Он снова попытался отойти.
— Хорошо. Я скажу Северну, что… — Заред громко сглотнула, — что я хочу выйти за тебя. Иначе он что-то заподозрит.
— Как мило с твоей стороны! — улыбнулся он. — Значит, встретимся в церкви через два часа?
— Д-два часа?!
— Но если все же предпочитаешь отказаться, я немедленно уезжаю. Если сможешь жить со своим бесчестьем, я тем более сумею это вынести.
— Я буду в церкви, — пообещала она и, круто развернувшись, удалилась. Тирл улыбнулся ей вслед. Он был счастлив.
Заред оцепенело восседала на кобылке, стараясь не смотреть на человека, ехавшего рядом. Человека, совсем недавно ставшего ее мужем. Они поженились два дня назад, но она до сих пор оставалась невинной. Конечно, это радовало. Радовало, что Говард не прикасался к ней. Но в каком-то уголке души… самом глубоком уголке души, ей было не по себе. Значит, он не хочет делать ее своей женой? Правда, она высказала ему кое-что, и, похоже, он здорово разозлился.

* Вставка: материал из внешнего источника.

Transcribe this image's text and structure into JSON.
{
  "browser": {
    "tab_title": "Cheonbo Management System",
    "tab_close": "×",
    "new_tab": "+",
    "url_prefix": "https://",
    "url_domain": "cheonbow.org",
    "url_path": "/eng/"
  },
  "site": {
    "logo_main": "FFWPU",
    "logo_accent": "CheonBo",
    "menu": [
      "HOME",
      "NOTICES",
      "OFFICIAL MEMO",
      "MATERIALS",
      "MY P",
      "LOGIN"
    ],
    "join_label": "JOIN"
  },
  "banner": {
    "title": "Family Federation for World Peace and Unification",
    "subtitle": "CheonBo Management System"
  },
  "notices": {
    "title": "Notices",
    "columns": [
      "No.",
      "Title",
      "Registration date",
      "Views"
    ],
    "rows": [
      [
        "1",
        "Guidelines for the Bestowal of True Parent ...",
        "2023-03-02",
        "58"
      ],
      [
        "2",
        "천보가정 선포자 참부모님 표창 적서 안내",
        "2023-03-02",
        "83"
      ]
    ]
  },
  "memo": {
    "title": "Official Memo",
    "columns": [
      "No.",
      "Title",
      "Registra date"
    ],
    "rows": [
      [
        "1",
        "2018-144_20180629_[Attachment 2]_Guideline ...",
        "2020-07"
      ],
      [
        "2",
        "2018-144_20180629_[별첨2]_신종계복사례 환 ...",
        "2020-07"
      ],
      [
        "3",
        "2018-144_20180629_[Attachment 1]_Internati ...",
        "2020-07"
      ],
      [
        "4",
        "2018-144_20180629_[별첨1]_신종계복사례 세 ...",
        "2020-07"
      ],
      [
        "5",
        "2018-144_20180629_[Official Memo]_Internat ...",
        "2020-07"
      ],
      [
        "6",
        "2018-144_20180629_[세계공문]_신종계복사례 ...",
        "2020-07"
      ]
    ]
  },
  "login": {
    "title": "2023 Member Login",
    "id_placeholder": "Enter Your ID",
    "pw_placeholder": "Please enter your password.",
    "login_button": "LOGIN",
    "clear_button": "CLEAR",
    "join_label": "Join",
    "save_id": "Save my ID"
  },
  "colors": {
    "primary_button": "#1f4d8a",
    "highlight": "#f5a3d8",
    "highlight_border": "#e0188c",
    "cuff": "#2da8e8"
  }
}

Едва она согласилась выйти за Говарда, тот, не теряя времени, отправился к Северну и попросил ее руки. Северн, занятый переговорами о собственной женитьбе, не особенно задумываясь, дал свое позволение. Ему нравился Тирл, он считал его посланником Лайаны, так о чем тут размышлять?!
Заред стало очень обидно, что брат так легкомысленно отнесся к ее браку. Только небрежно чмокнул в лоб и продолжал вместе с Хью Маршаллом считать монеты.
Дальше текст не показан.